Analysis – Is the NRL getting more competitive?

The short answer is yes and no. Yes, the NRL is more competitive now than when it started but no, it doesn’t seem to be a thing that improves consistently year-on-year.

Let me explain. On this blog, we use Elo ratings to measure teams’ performances and assess each team’s probability of winning a game in advance. Surely we can use our ratings system to assess the competitiveness of each NRL season.

Philosophically, what is a high level of competitiveness? It has to be a situation where the teams are fairly close in performance resulting in a hard to predict outcome. Here’s two ways of measuring that closeness of performance with pros and cons.

  1. You could look at the spread of teams ratings. Pro – makes an assessment based on all teams. Con – if all teams are pretty average but one team is excellent and another awful, then there isn’t a big spread of talent. This would imply a highly competitive season even though there is really only one potential premiership contender.
  2. You could look at the difference between top and bottom ratings. Pro – simple.
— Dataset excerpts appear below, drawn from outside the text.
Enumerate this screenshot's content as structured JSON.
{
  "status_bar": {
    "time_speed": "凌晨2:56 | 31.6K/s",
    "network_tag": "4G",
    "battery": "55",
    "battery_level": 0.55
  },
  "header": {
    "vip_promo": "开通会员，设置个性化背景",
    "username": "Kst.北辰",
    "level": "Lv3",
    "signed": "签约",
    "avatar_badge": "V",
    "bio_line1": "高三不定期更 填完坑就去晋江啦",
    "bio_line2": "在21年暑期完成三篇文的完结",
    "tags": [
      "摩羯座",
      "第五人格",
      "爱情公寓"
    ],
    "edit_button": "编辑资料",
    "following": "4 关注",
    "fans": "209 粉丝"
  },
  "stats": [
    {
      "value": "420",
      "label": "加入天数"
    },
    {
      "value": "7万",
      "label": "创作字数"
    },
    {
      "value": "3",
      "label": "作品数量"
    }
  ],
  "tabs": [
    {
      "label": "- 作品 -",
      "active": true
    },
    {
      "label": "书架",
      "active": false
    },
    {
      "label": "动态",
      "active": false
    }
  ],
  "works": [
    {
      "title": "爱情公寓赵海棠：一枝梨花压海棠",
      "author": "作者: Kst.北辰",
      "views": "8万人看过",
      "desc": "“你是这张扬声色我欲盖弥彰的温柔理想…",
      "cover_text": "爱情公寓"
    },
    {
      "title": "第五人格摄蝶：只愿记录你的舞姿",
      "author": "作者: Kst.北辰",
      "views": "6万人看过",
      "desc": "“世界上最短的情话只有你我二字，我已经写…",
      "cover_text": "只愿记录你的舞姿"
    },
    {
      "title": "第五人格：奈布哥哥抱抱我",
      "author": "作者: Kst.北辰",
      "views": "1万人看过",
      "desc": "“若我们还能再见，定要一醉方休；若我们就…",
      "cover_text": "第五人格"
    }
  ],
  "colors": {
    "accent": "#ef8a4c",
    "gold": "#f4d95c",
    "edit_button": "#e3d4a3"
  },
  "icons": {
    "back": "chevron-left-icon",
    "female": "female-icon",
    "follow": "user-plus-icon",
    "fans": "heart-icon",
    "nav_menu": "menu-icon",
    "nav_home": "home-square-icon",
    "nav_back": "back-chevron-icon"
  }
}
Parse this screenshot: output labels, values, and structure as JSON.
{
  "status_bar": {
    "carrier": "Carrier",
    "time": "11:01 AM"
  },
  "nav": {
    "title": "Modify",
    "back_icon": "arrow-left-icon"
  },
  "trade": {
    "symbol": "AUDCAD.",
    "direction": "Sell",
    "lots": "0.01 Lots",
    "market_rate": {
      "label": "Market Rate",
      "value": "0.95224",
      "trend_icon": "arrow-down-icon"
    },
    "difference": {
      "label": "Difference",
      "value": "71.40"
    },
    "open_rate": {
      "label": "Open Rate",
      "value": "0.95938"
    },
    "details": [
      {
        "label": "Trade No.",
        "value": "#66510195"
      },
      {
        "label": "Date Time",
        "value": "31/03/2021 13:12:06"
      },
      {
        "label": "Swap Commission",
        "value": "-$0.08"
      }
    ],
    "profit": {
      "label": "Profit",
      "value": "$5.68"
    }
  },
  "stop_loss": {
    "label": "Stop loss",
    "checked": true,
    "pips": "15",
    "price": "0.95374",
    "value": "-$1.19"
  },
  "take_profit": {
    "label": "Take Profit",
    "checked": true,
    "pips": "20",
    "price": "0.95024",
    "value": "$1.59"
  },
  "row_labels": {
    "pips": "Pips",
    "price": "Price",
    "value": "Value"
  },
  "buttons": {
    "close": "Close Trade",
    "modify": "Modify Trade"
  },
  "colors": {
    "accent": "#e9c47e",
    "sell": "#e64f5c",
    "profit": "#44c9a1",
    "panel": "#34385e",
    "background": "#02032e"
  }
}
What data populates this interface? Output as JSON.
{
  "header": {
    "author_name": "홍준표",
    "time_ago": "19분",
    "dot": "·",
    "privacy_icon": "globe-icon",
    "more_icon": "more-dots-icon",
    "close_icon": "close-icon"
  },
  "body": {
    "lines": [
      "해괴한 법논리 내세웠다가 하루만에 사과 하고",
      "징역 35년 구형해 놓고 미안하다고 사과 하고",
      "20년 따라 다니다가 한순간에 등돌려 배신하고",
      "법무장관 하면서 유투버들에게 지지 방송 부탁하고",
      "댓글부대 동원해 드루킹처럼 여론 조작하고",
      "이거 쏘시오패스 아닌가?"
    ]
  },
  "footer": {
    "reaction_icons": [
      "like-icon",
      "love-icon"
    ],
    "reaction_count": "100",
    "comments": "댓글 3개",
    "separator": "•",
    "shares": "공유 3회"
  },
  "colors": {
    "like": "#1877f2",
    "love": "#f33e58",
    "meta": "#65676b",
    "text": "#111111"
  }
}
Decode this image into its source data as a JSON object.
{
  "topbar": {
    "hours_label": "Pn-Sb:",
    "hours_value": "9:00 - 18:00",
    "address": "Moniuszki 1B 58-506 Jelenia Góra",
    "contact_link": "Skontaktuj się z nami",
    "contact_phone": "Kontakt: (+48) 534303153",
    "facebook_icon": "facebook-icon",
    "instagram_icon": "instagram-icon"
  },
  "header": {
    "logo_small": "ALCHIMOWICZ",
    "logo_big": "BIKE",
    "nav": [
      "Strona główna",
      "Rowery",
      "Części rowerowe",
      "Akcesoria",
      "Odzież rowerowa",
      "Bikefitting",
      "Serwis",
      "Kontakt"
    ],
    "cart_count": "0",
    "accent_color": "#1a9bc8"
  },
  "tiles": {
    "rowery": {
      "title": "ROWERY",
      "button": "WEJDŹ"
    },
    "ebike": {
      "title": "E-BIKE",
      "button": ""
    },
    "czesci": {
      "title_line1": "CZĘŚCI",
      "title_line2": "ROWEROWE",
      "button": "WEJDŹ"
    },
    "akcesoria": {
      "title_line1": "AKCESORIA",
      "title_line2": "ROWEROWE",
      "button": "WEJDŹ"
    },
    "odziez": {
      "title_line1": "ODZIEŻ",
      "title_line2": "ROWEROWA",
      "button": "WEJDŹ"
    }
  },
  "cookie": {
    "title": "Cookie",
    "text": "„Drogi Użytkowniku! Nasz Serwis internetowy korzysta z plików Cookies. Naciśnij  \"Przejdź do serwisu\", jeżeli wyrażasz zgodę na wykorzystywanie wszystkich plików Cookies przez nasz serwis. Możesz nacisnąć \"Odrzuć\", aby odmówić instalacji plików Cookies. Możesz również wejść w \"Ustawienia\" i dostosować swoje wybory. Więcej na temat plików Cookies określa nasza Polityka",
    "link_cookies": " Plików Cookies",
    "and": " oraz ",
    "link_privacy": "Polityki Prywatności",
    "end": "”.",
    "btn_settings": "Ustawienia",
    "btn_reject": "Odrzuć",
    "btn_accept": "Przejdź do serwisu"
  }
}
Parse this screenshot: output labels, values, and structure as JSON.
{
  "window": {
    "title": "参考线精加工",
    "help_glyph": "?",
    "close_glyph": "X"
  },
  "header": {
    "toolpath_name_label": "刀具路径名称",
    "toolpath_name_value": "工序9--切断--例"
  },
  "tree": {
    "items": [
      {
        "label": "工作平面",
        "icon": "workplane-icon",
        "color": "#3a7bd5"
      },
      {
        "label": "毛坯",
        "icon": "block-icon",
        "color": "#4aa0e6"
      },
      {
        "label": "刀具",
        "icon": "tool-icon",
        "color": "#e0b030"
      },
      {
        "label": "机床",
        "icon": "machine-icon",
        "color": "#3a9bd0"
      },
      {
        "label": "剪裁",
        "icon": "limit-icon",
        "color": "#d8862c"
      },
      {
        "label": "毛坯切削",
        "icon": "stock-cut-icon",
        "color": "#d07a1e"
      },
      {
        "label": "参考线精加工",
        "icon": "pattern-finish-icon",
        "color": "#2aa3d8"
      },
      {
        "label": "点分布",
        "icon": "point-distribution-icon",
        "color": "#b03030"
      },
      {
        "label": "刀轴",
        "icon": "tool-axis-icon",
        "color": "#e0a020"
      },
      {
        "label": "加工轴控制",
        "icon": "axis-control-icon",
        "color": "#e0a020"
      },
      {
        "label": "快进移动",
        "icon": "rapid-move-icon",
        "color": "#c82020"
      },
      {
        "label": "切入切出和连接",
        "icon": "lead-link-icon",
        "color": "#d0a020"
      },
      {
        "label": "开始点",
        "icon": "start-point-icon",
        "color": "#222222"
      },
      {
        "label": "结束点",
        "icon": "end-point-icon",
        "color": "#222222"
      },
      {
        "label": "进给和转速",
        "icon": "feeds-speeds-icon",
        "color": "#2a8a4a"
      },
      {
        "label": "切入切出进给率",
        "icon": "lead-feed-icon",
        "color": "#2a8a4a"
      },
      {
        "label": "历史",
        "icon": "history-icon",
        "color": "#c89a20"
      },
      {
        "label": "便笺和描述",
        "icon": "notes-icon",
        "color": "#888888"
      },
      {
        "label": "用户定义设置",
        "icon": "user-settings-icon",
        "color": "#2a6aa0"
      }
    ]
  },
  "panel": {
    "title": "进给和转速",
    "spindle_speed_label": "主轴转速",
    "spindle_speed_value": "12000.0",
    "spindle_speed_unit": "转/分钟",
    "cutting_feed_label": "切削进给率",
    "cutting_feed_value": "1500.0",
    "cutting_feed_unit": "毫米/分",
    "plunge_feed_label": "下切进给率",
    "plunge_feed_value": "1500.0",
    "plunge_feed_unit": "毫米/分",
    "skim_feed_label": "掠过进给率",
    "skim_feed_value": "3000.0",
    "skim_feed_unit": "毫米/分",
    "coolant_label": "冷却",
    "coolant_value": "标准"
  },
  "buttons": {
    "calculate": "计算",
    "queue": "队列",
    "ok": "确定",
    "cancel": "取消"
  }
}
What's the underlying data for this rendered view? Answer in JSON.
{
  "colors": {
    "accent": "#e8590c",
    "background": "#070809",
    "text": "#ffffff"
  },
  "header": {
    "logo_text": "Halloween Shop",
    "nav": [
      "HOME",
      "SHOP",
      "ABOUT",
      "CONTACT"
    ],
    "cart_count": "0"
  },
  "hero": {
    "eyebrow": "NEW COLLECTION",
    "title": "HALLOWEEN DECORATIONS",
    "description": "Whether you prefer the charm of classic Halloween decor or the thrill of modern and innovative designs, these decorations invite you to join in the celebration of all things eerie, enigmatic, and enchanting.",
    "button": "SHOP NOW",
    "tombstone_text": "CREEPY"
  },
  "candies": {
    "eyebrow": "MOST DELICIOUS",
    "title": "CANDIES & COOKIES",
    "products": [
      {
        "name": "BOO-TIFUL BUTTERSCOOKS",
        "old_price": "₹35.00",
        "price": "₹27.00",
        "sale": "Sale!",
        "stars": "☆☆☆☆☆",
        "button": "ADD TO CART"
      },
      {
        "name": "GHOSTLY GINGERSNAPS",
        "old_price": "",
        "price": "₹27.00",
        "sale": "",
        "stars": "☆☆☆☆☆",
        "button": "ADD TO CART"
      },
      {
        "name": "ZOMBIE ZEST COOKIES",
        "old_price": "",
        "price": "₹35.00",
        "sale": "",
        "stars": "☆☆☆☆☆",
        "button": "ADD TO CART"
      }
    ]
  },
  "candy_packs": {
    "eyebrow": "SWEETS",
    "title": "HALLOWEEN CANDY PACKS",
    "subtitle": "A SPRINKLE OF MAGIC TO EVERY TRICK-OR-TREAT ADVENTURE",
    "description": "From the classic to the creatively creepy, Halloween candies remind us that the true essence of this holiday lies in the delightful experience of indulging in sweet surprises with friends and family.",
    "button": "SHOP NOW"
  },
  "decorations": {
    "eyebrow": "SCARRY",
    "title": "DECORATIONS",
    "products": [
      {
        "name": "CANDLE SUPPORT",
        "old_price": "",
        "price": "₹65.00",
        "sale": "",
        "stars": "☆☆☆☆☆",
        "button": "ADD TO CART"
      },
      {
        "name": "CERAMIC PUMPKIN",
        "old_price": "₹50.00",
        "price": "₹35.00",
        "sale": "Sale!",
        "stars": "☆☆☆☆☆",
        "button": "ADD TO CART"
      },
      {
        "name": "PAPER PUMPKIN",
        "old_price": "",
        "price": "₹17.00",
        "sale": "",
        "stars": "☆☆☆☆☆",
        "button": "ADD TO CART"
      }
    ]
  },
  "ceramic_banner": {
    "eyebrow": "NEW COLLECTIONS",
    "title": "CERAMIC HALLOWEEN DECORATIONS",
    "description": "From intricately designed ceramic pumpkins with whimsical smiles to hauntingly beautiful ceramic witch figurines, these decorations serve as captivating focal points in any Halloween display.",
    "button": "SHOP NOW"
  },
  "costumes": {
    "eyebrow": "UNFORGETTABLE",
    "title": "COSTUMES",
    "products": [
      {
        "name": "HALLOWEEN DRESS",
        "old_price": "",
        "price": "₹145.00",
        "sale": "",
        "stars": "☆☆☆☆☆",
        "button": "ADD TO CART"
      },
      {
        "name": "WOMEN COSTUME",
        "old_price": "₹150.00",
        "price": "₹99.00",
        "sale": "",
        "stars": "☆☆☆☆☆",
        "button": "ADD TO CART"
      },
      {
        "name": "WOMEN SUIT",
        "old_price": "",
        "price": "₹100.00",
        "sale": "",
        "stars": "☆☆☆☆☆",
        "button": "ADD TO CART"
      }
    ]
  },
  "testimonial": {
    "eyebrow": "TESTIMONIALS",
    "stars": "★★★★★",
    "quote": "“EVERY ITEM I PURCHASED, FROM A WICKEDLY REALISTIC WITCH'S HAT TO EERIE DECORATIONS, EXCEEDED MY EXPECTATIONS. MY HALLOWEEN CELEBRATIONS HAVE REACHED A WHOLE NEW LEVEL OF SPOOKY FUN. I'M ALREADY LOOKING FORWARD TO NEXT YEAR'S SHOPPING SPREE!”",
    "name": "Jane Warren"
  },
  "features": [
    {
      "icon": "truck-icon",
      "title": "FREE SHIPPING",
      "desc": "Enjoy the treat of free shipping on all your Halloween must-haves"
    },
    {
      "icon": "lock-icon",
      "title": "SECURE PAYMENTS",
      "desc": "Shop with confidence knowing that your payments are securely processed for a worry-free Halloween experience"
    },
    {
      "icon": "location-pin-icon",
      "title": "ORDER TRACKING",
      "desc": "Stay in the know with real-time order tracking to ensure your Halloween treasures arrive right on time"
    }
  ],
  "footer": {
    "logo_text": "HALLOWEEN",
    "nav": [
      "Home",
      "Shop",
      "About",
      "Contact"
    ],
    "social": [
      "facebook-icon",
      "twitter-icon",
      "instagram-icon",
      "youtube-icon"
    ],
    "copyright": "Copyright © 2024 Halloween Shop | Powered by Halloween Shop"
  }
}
Con – if one team is truly terrible and three or four are pretty good, then the season is pretty competitive but the difference between top and bottom might be exaggerated due to the crapiness of the bottom team. This would imply a not particularly competitive season despite there being multiple potential champions.

Which is better, measuring the spread or measuring the difference from top to bottom? Neither way of doing this is immediately obvious as a better method. Let’s look in more detail.

Measure spread by standard deviation

The standard deviation is the variation in a dataset that follows a normal distribution. A low standard deviation means that most of the data falls close to the average (or mean) and a large standard deviation means it’s all over the shop. Basically, if you have a bell curve, the standard deviation tells you flat (high standard deviation) or tall (low standard deviation) the curve is around the average. This is a good measure of the spread of teams.

The range of Euclid ratings is close to a normal distribution (bell curve).

euclid histogram.PNG

Well, close enough.

68% of values fall within one standard deviation of the average in this kind of distribution. A more competitive season will have a lower standard deviation – and so more teams closer to the average – than a less competitive season, which will have a higher standard deviation. The standard deviation over the period 1998 to 2016 is 103 rating points which means that around two-thirds of teams will finish in the range of roughly 1400 to 1600 points, as 1500 is always the average rating in our Elo systems.

Compare top to bottom by ratings gap

For our purposes, the ratings gap is the difference between the end of season rating of the top team and the bottom team. Today, I’m using Euclid’s numbers but I’ve tried it with Archimedes and get a pretty similar result.

Here’s every team’s end of season rating since 1998:

ratings table.PNG

From 1998 to 2016, the average between the top and bottom rated teams has been 378 rating points. The average top rated team finishes the season on 1676 and the average bottom rated team finishes on 1298.

Which one to use? Here’s what the numbers look like side-by-side:

stdev gap

Both methods of measuring competitiveness are pretty well correlated: the lower the standard deviation, the lower the ratings gap and the more competitive the season was.

ratings gap and stdev.PNG

They’re basically equivalent, which is a little surprising. It implies that each season tends to distribute between top and bottom in a fairly similar way. Given their equivalence, I’m going to continue my analysis using ratings gap*, which is a bit more intuitive.

Competitiveness

As I said in the intro, competitiveness doesn’t improve year-on-year. There’s not much of a correlation between the passage of time and the ratings gap:

ratings gap over time.PNG

Competitiveness improves in step changes. We can see that here:

average ratings gaps.PNG

Depending on what point you want to use to demarcate different eras of NRL, you can see that the average ratings gap for the earlier years of the competition is higher, and therefore less competitive, than the more recent years. There’s not much difference between the 2000s and 2010s (only 2%) but there’s a big difference between in the period between the Bunnies rejoining in 2002, the Titans joining in 2007 and now (around 12%). There’s an 18% difference before and after golden point was introduced.

Any analysis like this is going to require a bit of cherry picking but the improvement in competitiveness is definitely real, even if the cause is a little murky. Next time, we’ll look at what some of the implications might be of improving competitiveness.

*To be fair, this relationship is not obvious/trivial and still needed to be proven so thanks for sticking with me through the standard deviation stuff.